The `running` state is where most of the work happens. Monocle communicates with the app using a simple protocol. All commands are handled in `onMonocleCommand` in `Controller.swift`. Although technically stateful, the protocol was designed so that the iOS app can simply react to each command. Each command is 4 characters followed by optional command-specific data:

- `ast:`: Audio start. Monocle will send over a new audio stream. The current buffered audio should be deleted.
- `dat:` Audio data. Audio data is sent across sequentially, one MTU-sized chunk at a time and is stored in a buffer.
- `aen:` Audio end. Monocle has finished transmitting audio. The iOS app can now transmit the audio to OpenAI for transcription. When transcription is finished, the result is stored in a map and assigned a unique transcription ID. The ChatGPT request is *not* kicked off automatically because multiple background mode URL requests are not permitted. Instead, the transcription ID is sent back to Monocle (`pin:` command, for "ping"), which will then send it right back ("pong") to kick off a new background request.
- `pon:` Transcription request pong. Monocle sends the transcription ID back to us, which would be completely redundant except for the fact that it should hopefully wake our app up a second time when in background mode allowing a new URL request to be sent to OpenAI for GPT. When this completes, the response message is sent using a `res:` command to Monocle, which displays the result.

### Translation Support

*Noa* supports translation from any language supported by Whisper to English. Enable this in the settings menu. When speaking through Monocle, Whisper is used to perform this translation automatically without involving ChatGPT. When using the iOS app to type statements, ChatGPT *is* employed. `Controller` operates in two modes, *assistant* and *translator*. The mode is passed to the ChatGPT module, which uses a different system prompt for each to accomplish the desired task.

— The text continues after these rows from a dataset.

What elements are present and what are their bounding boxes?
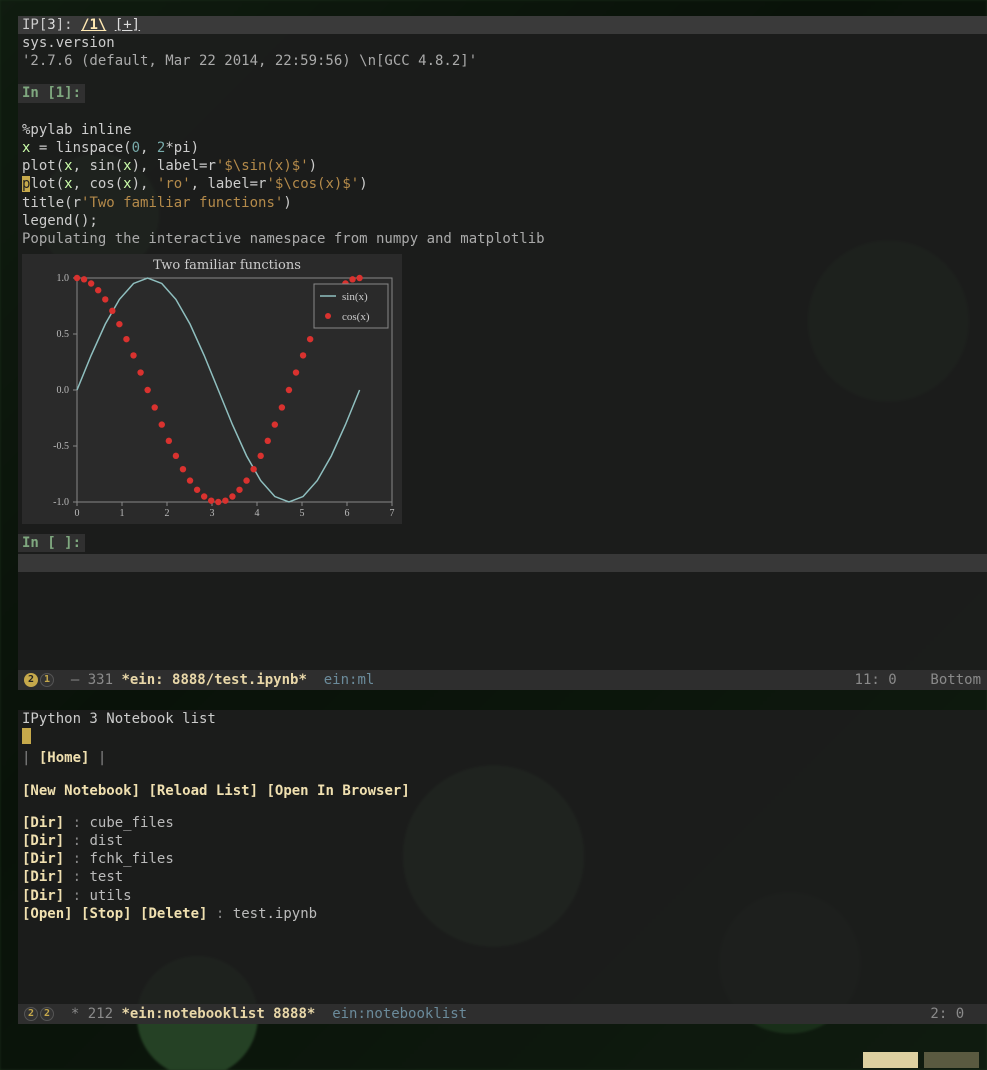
reload-list-button[interactable]: [Reload List] — [148, 783, 258, 799]
major-mode: ein:notebooklist — [332, 1005, 467, 1023]
buffer-name: *ein:notebooklist 8888* — [121, 1005, 315, 1023]
cell0-input[interactable]: sys.version — [18, 34, 987, 52]
svg-text:1.0: 1.0 — [57, 273, 70, 284]
workspace-badge-2[interactable]: 2 — [24, 673, 38, 687]
taskbar-item[interactable] — [863, 1052, 918, 1068]
svg-text:0.0: 0.0 — [57, 385, 70, 396]
cell1-output-text: Populating the interactive namespace fro… — [18, 230, 987, 248]
dir-name: cube_files — [89, 815, 173, 831]
dir-name: dist — [89, 833, 123, 849]
header-prefix: IP[ — [22, 17, 47, 33]
notebooklist-body[interactable]: IPython 3 Notebook list | [Home] | [New … — [18, 710, 987, 923]
new-notebook-button[interactable]: [New Notebook] — [22, 783, 140, 799]
svg-text:2: 2 — [165, 508, 170, 519]
text-cursor — [22, 728, 31, 744]
emacs-window-notebooklist: IPython 3 Notebook list | [Home] | [New … — [18, 710, 987, 1024]
svg-text:0: 0 — [75, 508, 80, 519]
dir-name: fchk_files — [89, 851, 173, 867]
workspace-badge-1[interactable]: 1 — [40, 673, 54, 687]
chart-svg: 0 1 2 3 4 5 6 7 -1.0 -0.5 0.0 0.5 1.0 sin(x) cos(x) — [22, 254, 402, 524]
prompt-cell2: In [ ]: — [18, 534, 85, 552]
svg-text:5: 5 — [300, 508, 305, 519]
dir-link[interactable]: [Dir] — [22, 815, 64, 831]
svg-text:-1.0: -1.0 — [53, 497, 69, 508]
svg-text:0.5: 0.5 — [57, 329, 70, 340]
buffer-name: *ein: 8888/test.ipynb* — [121, 671, 306, 689]
dir-link[interactable]: [Dir] — [22, 833, 64, 849]
modeline-top: 2 1 — 331 *ein: 8888/test.ipynb* ein:ml … — [18, 670, 987, 690]
major-mode: ein:ml — [324, 671, 375, 689]
line-num: — 331 — [71, 671, 113, 689]
scroll-pos: Bottom — [930, 671, 981, 689]
svg-text:-0.5: -0.5 — [53, 441, 69, 452]
svg-text:4: 4 — [255, 508, 260, 519]
line-col: 11: 0 — [855, 671, 897, 689]
line-num: * 212 — [71, 1005, 113, 1023]
emacs-window-notebook: IP[3]: /1\ [+] sys.version '2.7.6 (defau… — [18, 16, 987, 690]
line-col: 2: 0 — [930, 1005, 964, 1023]
home-link[interactable]: [Home] — [39, 750, 90, 766]
prompt-cell1: In [1]: — [18, 84, 85, 102]
svg-text:cos(x): cos(x) — [342, 311, 370, 323]
workspace-badge-2b[interactable]: 2 — [24, 1007, 38, 1021]
svg-text:6: 6 — [345, 508, 350, 519]
dir-link[interactable]: [Dir] — [22, 888, 64, 904]
svg-text:7: 7 — [390, 508, 395, 519]
notebook-header: IP[3]: /1\ [+] — [18, 16, 987, 34]
workspace-badge-1b[interactable]: 2 — [40, 1007, 54, 1021]
dir-link[interactable]: [Dir] — [22, 869, 64, 885]
file-name: test.ipynb — [233, 906, 317, 922]
taskbar-item[interactable] — [924, 1052, 979, 1068]
dir-link[interactable]: [Dir] — [22, 851, 64, 867]
cell0-output: '2.7.6 (default, Mar 22 2014, 22:59:56) … — [18, 52, 987, 70]
delete-button[interactable]: [Delete] — [140, 906, 207, 922]
header-suffix: ]: — [56, 17, 73, 33]
output-chart: Two familiar functions 01234567-1.0-0.50… — [22, 254, 402, 524]
kernel-tab-active[interactable]: /1\ — [81, 17, 106, 33]
modeline-bottom: 2 2 * 212 *ein:notebooklist 8888* ein:no… — [18, 1004, 987, 1024]
dir-name: utils — [89, 888, 131, 904]
stop-button[interactable]: [Stop] — [81, 906, 132, 922]
open-in-browser-button[interactable]: [Open In Browser] — [266, 783, 409, 799]
open-button[interactable]: [Open] — [22, 906, 73, 922]
svg-text:3: 3 — [210, 508, 215, 519]
kernel-tab-add[interactable]: [+] — [115, 17, 140, 33]
dir-name: test — [89, 869, 123, 885]
svg-text:sin(x): sin(x) — [342, 291, 368, 303]
empty-cell-input[interactable] — [18, 554, 987, 572]
svg-text:1: 1 — [120, 508, 125, 519]
taskbar-fragment — [863, 1052, 979, 1070]
notebooklist-title: IPython 3 Notebook list — [22, 710, 983, 728]
cell1-input[interactable]: %pylab inline x = linspace(0, 2*pi) plot… — [18, 103, 987, 230]
header-num: 3 — [47, 17, 55, 33]
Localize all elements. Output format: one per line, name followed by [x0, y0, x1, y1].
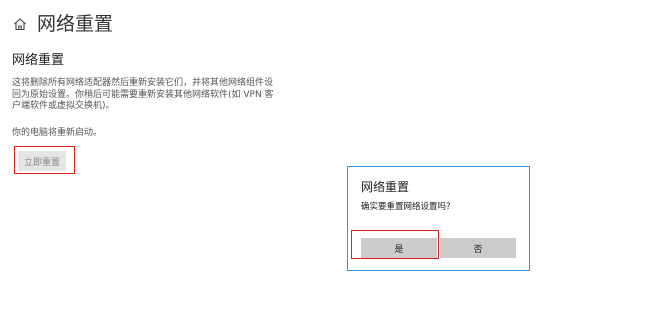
page-title: 网络重置: [37, 13, 114, 35]
no-button[interactable]: 否: [440, 238, 516, 258]
home-icon[interactable]: [13, 17, 27, 31]
section-heading: 网络重置: [12, 53, 65, 68]
dialog-message: 确实要重置网络设置吗?: [361, 202, 451, 212]
reset-now-button[interactable]: 立即重置: [18, 151, 66, 171]
highlight-yes-button: [351, 230, 439, 259]
reset-description: 这将删除所有网络适配器然后重新安装它们，并将其他网络组件设回为原始设置。你稍后可…: [12, 78, 274, 111]
restart-note: 你的电脑将重新启动。: [12, 128, 103, 138]
dialog-title: 网络重置: [361, 180, 410, 194]
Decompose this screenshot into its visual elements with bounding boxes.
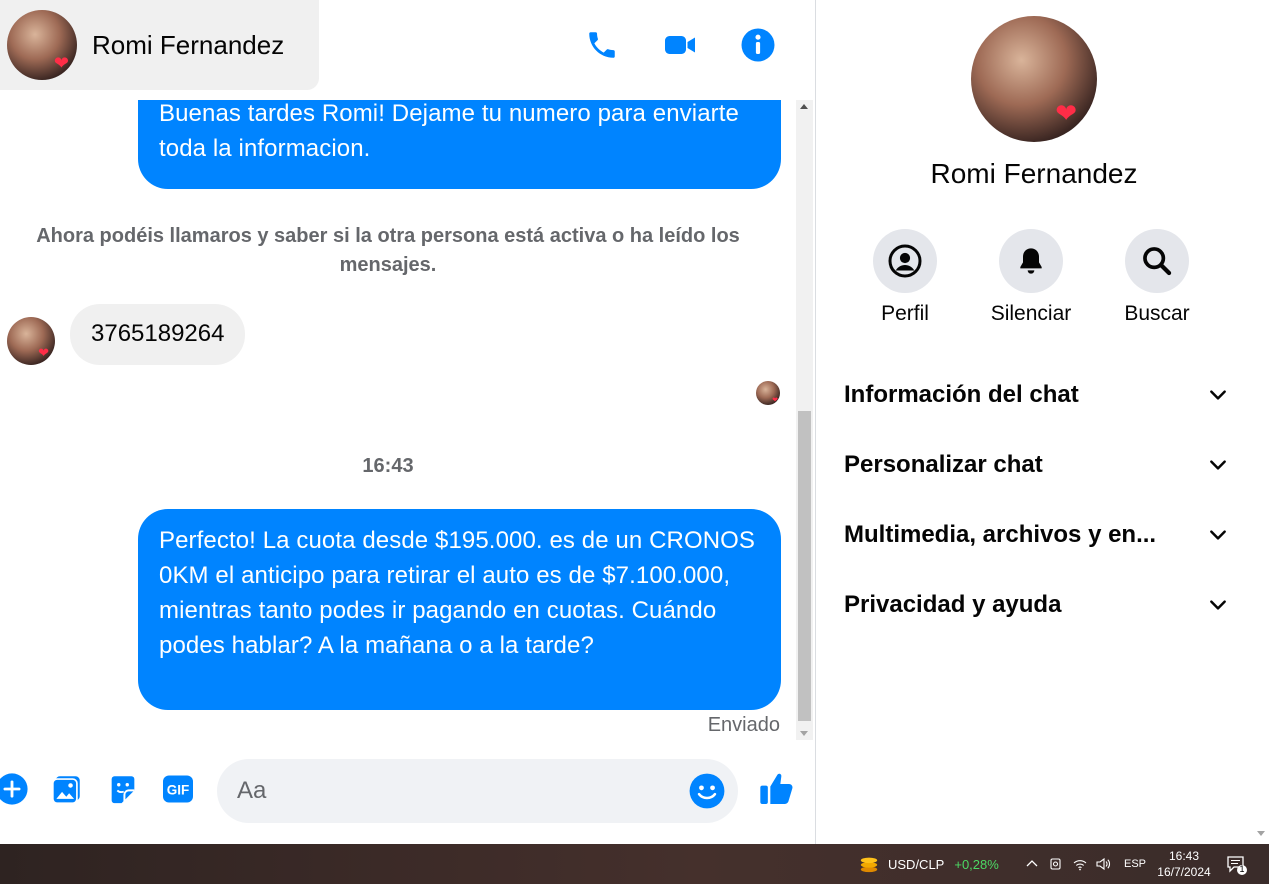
conversation-info-panel: ❤ Romi Fernandez Perfil Silenciar Buscar [816,0,1252,844]
clock-date: 16/7/2024 [1157,865,1211,879]
gif-icon: GIF [163,775,193,803]
profile-name: Romi Fernandez [930,158,1138,189]
language-indicator[interactable]: ESP [1124,844,1146,884]
scroll-down-arrow-icon[interactable] [1257,831,1265,836]
system-notice: Ahora podéis llamaros y saber si la otra… [36,225,740,276]
emoji-button[interactable] [688,772,726,810]
chat-header: ❤ Romi Fernandez [0,0,815,100]
contact-name[interactable]: Romi Fernandez [92,30,284,61]
profile-action-button[interactable]: Perfil [850,229,960,326]
scroll-up-arrow-icon[interactable] [800,104,808,109]
profile-action-label: Perfil [881,302,929,325]
clock-time: 16:43 [1168,849,1200,863]
search-action-circle[interactable] [1125,229,1189,293]
notification-count: 1 [1239,864,1245,874]
more-actions-button[interactable] [0,771,30,807]
mute-action-circle[interactable] [999,229,1063,293]
attach-image-button[interactable] [49,771,85,807]
like-button[interactable] [757,769,797,809]
sticker-icon [111,776,135,804]
timestamp-separator: 16:43 [362,455,414,477]
thumbs-up-icon [760,773,793,804]
search-icon [1143,247,1172,276]
bell-icon [1020,248,1042,274]
conversation-info-button[interactable] [739,26,777,64]
section-label: Personalizar chat [844,451,1043,478]
taskbar: USD/CLP +0,28% ESP 16:43 16/7/2024 1 [0,844,1269,884]
heart-icon: ❤ [772,397,778,404]
message-list[interactable]: Buenas tardes Romi! Dejame tu numero par… [0,90,796,740]
chevron-down-icon [1210,390,1226,400]
header-actions [583,26,777,64]
scroll-thumb[interactable] [798,411,811,721]
outgoing-message[interactable]: Buenas tardes Romi! Dejame tu numero par… [138,90,781,189]
image-gallery-icon [51,776,80,805]
heart-icon: ❤ [1055,98,1077,128]
clock[interactable]: 16:43 16/7/2024 [1152,848,1216,880]
section-privacy-help[interactable]: Privacidad y ayuda [844,570,1228,640]
plus-circle-icon [0,773,28,805]
chevron-down-icon [1210,530,1226,540]
scroll-down-arrow-icon[interactable] [800,731,808,736]
profile-action-circle[interactable] [873,229,937,293]
incoming-message-row: ❤ 3765189264 [7,303,246,365]
section-customize-chat[interactable]: Personalizar chat [844,430,1228,500]
contact-avatar[interactable]: ❤ [7,10,77,80]
messenger-window: ❤ Romi Fernandez Buenas tardes Romi! Dej… [0,0,1269,884]
message-status: Enviado [707,714,780,736]
read-receipt-avatar: ❤ [756,381,780,405]
section-media-files[interactable]: Multimedia, archivos y en... [844,500,1228,570]
section-chat-info[interactable]: Información del chat [844,360,1228,430]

### Python Script Versioning

A SHA-256 digest is computed from the Python scripts and their filenames by concatenating them all together. Then, just before transmitting them, the version string is inserted into the source code. Therefore, if *Noa for iOS* is already running on Monocle, `ARGPT_VERSION` will have been defined and can be checked against the iOS app's Python scripts.

### Audio Format

As of the initial version, 8-bit 8KHz mono audio is sent from Monocle in order to minimize the transmission time. iOS `AVAudioPCMBuffer` does not support this format natively but the conversion to a 16-bit buffer is trivial.

Whisper expects 16-bit 16KHz audio. A drawback of the 8-bit sampling is loss of dynamic range and increased sensitivity to background noise.